The brain passes progressively and abruptly through patterns of activity as it awakens from unconsciousness. Each oval represents a discrete activity state, and the arrows show transitions among them. Image: Alex Proekt

If neurologists knew such patients were close to consciousness, but stuck at a certain level, they might be able to devise methods to force the brain to move stepwise into consciousness, says the study's senior investigator, Dr. Alex Proekt, an assistant professor of anesthesiology at Weill Cornell Medical College.

"The hope is that results from this study can help us understand the signatures of electrical activity in the brain that represent different stages through which the brain must pass through in order to recover consciousness," Dr. Proekt says.

"This is progress, because without detailed understanding of how we recover consciousness, it is not possible to determine whether a brain-injured patient may be moving towards recovery or if an anesthetized patient is on the verge of awakening during surgery."

In the study, the researchers anesthetized rats and then gradually lowered the dose of the drug isoflurane while recording electrical activity in the brain's anterior cingulate, retrosplenial cortices and the intralaminar thalamus, areas that are involved in brain arousal and anesthesia.
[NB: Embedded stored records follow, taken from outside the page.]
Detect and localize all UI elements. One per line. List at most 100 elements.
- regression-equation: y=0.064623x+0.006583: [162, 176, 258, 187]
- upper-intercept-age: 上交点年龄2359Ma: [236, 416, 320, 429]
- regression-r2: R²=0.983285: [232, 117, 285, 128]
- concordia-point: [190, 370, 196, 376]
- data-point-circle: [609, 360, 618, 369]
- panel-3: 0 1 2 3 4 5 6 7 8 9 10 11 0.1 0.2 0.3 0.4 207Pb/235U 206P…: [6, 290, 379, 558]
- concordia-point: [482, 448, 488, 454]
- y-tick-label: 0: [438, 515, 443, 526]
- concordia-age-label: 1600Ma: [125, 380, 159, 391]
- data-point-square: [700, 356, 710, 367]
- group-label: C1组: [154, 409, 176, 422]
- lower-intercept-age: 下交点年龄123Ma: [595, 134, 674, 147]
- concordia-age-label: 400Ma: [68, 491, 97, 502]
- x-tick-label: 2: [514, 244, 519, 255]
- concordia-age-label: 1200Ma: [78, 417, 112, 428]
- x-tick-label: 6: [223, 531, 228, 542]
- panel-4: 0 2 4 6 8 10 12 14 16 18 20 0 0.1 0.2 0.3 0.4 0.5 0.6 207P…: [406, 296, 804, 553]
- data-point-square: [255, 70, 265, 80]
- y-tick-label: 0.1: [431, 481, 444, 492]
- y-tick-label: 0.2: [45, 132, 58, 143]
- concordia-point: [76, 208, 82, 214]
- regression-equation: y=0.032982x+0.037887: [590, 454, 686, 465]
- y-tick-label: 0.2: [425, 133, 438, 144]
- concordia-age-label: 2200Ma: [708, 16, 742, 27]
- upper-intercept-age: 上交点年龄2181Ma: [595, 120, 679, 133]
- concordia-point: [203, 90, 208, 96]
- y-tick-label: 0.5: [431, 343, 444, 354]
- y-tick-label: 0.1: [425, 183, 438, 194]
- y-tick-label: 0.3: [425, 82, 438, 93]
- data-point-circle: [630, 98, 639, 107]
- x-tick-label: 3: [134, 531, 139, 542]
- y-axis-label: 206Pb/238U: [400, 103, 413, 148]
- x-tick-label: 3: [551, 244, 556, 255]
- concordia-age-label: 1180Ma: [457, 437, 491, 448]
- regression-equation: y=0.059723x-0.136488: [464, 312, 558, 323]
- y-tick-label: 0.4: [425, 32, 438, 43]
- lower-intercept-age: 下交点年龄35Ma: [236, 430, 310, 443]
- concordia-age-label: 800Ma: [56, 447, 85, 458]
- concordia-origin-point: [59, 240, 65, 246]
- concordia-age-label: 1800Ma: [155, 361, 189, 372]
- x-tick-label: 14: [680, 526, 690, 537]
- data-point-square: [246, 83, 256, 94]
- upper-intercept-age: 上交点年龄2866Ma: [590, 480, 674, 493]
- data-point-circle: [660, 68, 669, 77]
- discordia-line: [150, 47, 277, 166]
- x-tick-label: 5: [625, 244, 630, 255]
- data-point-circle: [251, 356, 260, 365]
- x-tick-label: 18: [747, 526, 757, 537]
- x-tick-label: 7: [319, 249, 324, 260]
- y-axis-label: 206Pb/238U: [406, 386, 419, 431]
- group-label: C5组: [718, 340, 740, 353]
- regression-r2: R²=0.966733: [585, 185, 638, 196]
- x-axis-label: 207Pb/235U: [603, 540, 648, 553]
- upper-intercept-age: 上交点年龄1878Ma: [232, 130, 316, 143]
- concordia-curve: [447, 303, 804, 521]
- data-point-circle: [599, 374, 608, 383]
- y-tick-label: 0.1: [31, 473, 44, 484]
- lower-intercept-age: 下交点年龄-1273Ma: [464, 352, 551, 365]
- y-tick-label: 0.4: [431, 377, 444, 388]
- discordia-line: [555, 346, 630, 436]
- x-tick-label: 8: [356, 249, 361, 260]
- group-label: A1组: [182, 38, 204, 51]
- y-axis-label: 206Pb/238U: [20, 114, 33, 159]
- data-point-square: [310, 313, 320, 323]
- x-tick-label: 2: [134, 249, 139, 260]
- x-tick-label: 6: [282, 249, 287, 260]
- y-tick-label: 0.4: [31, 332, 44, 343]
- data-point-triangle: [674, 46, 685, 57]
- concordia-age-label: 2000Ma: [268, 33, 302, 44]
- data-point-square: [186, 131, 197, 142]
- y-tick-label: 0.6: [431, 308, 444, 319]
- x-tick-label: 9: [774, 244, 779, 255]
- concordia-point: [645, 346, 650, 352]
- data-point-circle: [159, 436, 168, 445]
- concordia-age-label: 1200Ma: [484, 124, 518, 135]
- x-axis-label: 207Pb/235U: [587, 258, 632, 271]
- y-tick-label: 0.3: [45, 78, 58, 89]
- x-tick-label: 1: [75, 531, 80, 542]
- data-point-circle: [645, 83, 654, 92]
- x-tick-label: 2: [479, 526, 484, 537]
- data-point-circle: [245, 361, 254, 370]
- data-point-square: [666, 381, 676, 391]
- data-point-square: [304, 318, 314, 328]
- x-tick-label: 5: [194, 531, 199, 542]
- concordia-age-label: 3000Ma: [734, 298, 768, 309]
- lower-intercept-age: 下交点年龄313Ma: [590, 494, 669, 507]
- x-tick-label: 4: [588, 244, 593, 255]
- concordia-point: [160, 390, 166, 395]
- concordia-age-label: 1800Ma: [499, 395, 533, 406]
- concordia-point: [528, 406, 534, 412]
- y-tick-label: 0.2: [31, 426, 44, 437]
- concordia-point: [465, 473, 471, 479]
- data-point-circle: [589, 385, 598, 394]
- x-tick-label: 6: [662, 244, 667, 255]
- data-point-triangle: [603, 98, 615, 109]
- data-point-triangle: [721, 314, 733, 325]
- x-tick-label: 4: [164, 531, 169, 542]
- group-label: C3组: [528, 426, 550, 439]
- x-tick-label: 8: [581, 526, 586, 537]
They found that recovery was characterized by abrupt changes in neuronal activity.

"Brain waves at different frequencies suddenly appeared and disappeared. Furthermore, some of these patterns of activity formed "way stations," or hubs that the brain must pass through in order to proceed further towards awakening," Dr. Proekt says.

He likened the activation of brain consciousness to a "reboot" of a computer.

"When a computer is shut down — perhaps by mistake, such as by a power outage — it goes through a sequence of events to return to where it was before the blackout," Dr. Proekt says. "The computer takes an orderly progression by activating programs, one at a time.

"We are proposing that because there are so many states a brain can take, it has to have a guide for reactivation, such as an ordered progression like a computer-boot sequence. The brain passes progressively and abruptly through discrete states, and while transitions between some of these activity states are spontaneous, transitions between others are not," he says.

While the dive into unconsciousness and the rise to consciousness "is complicated, we are now beginning to see a structure that helps us decode the process, which we hope will be a benefit for our patients," Dr. Proekt says.

Researchers from the University of California, Los Angeles, and Rockefeller University contributed to the study.